3
votes

I am reading files on an Azure Blob Storage account (gen 2) from an Azure Databricks Notebook. Both services are in the same region (West Europe). Everything works fine, except when I add a firewall in front of the storage account. I have opted to allow "trusted Microsoft services":

Azure Portal Storage Account - Firewall

However, running the notebook now ends up with an access denied error:

com.microsoft.azure.storage.StorageException: This request is not authorized to perform this operation.

I tried to access the storage directly from Spark and by mounting it with dbutils, but same thing.

I would have assumed that Azure Databricks counts as a trusted Microsoft service? Furthermore I couldn't find solid information on IP ranges for Databricks regions that could be added to the firewall rules.

2

2 Answers

4
votes

Yes, the Azure Databricks does not count as a trusted Microsoft service, you could see the supported trusted Microsoft services with the storage account firewall.

From networking, Here are two suggestions:

  1. Find the Azure datacenter IP address and scope a region where your Azure Databricks located. Whitelist the IP list in the storage account firewall.

  2. Deploy Azure Databricks in your Azure Virtual Network (Preview) then whitelist the VNet address range in the firewall of the storage account. You could refer to configure Azure Storage firewalls and virtual networks. Also, you have NSG to restrict inbound and outbound traffics from this Azure VNet.
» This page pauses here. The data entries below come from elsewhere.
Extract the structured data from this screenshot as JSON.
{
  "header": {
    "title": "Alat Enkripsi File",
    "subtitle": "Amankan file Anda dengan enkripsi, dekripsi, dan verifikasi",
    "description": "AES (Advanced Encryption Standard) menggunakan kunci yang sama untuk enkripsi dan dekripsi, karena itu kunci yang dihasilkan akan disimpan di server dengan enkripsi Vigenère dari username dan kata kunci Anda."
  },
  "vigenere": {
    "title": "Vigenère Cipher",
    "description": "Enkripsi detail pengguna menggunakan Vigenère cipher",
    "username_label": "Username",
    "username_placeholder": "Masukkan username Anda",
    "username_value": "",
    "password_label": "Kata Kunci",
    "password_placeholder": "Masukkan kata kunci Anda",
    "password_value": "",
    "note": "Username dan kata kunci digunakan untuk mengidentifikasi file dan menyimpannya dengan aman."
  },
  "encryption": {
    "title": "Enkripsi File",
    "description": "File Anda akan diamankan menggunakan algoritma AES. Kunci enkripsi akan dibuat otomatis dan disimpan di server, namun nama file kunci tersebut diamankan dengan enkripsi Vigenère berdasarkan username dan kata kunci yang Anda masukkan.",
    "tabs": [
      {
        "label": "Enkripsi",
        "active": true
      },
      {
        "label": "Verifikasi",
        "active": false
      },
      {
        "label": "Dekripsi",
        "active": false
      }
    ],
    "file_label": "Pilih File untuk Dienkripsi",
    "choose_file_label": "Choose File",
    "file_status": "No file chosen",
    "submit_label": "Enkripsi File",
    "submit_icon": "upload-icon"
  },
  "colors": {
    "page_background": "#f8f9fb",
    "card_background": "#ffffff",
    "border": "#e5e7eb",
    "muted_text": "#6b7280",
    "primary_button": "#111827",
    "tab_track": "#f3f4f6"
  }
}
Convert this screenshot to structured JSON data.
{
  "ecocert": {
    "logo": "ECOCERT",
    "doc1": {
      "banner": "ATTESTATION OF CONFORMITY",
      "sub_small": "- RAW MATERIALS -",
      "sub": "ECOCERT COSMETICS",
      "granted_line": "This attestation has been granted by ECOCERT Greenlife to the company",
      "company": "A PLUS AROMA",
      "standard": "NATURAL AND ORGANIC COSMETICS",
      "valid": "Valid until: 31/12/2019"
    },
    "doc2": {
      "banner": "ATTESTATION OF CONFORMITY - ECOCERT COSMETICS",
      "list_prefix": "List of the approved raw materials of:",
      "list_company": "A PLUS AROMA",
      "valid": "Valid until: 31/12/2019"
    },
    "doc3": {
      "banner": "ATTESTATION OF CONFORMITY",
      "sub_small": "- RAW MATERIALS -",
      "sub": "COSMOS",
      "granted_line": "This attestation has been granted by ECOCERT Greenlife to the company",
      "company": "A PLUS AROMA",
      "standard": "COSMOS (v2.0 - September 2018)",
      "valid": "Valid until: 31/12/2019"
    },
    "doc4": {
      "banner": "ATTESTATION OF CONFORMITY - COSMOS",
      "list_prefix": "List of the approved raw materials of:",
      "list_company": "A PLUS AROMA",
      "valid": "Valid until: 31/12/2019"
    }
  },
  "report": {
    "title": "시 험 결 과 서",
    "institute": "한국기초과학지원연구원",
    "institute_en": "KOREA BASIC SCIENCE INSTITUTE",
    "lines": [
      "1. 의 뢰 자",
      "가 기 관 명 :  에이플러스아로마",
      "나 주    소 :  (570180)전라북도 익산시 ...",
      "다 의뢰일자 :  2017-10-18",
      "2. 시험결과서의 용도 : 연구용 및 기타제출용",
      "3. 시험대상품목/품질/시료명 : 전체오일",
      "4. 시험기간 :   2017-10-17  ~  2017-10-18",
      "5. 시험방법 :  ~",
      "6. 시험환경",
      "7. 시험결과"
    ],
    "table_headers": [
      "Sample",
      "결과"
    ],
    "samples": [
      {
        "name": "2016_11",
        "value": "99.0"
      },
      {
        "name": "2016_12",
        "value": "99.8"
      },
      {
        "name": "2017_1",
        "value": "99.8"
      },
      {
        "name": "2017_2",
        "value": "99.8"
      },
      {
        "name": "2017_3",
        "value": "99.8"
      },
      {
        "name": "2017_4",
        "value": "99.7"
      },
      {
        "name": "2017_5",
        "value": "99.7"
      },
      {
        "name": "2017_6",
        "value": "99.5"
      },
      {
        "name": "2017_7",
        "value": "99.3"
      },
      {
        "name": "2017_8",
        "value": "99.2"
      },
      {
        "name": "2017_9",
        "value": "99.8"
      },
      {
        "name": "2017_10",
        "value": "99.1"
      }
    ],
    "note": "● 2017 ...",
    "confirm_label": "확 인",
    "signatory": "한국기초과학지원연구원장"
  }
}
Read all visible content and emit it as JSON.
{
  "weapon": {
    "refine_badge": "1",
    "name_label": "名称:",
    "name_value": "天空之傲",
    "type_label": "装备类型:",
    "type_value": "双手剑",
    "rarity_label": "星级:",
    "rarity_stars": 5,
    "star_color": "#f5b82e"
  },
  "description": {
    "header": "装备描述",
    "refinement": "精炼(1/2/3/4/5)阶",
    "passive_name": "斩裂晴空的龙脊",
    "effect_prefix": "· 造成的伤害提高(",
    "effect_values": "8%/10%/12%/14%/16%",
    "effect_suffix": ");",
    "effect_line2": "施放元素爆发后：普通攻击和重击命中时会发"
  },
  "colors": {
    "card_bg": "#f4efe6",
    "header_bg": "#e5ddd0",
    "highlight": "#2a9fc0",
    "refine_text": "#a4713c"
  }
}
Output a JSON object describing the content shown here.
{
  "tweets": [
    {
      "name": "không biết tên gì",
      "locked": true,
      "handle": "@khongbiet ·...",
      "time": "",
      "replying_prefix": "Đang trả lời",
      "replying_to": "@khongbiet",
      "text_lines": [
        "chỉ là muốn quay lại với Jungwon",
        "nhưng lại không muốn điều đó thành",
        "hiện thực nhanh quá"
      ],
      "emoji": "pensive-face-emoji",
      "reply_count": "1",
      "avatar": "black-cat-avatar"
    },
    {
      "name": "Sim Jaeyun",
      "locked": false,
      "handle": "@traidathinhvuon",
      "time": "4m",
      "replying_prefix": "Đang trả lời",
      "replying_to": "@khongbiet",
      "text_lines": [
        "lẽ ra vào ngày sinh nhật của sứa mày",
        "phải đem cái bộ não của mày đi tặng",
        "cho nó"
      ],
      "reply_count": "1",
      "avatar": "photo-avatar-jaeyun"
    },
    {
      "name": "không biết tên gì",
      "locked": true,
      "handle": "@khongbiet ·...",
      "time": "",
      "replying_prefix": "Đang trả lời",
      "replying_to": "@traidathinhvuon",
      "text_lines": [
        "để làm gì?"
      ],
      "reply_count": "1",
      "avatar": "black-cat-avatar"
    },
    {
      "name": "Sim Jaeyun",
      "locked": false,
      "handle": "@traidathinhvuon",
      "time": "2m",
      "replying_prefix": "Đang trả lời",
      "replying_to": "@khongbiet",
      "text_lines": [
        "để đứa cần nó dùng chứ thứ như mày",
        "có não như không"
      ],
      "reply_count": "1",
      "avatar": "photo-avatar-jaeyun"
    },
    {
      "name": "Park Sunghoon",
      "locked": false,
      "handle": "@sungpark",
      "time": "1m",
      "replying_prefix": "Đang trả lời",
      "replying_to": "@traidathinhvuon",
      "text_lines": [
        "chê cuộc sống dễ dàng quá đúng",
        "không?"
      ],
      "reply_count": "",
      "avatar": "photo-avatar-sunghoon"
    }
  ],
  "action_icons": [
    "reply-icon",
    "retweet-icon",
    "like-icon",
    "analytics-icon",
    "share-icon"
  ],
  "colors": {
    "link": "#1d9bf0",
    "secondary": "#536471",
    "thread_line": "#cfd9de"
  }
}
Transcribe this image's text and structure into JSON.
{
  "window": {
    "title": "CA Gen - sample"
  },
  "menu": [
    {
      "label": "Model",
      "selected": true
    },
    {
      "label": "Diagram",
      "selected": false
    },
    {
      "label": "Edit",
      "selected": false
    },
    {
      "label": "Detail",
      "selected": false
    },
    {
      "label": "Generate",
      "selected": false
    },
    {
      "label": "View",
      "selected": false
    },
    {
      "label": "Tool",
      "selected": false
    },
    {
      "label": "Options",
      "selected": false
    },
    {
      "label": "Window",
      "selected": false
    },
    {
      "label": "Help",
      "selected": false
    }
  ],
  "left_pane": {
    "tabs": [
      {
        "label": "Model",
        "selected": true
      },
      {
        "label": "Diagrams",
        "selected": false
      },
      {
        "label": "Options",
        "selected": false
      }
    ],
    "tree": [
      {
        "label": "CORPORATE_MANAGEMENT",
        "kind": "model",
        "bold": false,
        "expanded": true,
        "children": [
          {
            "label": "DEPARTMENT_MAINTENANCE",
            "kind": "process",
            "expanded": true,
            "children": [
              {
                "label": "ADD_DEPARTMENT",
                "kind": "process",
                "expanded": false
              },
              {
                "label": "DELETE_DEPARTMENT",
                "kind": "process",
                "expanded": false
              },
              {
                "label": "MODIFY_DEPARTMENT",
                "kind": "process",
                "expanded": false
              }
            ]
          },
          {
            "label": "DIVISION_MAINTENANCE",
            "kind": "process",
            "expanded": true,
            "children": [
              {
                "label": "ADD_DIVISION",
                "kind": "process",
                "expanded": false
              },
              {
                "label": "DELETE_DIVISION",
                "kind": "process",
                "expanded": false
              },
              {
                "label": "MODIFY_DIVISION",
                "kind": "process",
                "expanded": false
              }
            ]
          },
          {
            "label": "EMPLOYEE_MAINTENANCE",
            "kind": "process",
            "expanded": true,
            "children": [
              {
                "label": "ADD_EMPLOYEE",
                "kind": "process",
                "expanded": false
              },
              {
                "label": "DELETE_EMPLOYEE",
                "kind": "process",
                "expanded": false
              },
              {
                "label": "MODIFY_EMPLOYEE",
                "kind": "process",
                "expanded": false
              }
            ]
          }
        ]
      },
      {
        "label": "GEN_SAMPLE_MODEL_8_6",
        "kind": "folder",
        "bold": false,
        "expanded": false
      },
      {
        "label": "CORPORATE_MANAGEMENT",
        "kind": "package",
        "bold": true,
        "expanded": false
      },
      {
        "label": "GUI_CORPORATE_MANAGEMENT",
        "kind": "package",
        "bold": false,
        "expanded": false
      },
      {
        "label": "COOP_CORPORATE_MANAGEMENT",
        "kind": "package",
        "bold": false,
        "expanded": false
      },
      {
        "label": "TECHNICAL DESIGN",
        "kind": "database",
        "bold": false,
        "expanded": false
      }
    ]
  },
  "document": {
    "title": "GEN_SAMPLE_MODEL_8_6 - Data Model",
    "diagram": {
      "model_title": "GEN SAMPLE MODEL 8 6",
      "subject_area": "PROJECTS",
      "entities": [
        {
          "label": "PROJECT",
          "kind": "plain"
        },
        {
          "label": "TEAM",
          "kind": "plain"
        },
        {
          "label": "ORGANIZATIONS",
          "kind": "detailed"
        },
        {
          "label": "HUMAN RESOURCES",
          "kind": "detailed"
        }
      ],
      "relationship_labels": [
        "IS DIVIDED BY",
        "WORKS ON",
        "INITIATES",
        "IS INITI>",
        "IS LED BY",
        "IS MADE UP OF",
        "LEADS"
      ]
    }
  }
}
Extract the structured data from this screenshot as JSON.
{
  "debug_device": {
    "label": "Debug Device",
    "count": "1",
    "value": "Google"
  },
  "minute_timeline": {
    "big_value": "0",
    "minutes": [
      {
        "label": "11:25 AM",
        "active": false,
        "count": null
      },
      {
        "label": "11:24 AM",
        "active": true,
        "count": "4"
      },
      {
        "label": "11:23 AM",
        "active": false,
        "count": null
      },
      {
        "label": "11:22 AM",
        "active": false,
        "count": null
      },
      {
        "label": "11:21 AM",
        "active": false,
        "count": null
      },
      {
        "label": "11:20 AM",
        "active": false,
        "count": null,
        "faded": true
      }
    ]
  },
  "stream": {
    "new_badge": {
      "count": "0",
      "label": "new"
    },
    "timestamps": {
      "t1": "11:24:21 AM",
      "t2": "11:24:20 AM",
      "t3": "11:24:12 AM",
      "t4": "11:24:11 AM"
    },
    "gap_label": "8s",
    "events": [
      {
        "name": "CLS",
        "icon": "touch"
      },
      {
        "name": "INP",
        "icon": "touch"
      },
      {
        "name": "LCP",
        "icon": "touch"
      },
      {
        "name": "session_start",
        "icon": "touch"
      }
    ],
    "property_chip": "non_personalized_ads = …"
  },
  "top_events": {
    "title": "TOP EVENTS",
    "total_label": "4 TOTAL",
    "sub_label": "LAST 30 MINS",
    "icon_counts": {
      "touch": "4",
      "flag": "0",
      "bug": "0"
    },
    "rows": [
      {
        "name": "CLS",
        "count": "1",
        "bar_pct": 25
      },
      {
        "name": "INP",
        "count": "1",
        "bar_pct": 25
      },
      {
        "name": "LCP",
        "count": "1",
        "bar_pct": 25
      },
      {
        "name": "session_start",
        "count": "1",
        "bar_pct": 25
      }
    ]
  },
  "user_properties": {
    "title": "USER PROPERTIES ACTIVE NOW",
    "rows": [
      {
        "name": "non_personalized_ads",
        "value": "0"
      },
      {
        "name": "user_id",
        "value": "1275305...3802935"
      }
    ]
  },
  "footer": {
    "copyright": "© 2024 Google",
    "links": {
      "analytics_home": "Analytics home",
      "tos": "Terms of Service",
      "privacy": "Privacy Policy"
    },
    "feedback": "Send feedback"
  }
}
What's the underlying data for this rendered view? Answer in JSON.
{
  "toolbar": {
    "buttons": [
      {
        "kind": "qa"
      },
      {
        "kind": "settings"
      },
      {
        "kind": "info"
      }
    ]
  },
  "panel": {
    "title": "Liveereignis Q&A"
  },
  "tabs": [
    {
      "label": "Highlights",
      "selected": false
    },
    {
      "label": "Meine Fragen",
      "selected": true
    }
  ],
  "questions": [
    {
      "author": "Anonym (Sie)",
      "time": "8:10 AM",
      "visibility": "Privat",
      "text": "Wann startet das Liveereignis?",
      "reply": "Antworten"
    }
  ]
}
Note: you need to deploy Azure Databricks to your own VNet.

Hope this helps.

1
votes

The described scenario only works if you deploy Azure Databricks in your own Azure Virtual Network (vnet). With this you are able to use Service Endpoints, so could add your Databricks vnet to the Blob Storage. With the default deployment this is not supported and not possible. See the following Documentation for more details and a description how to get the vnet-injection feature enabled.

Enabling the mentioned exception does not work, as Azure Databricks is not in the list of trusted Services for Blob Storage. See the following Documentation which services still can access the storage account with the exception enabled.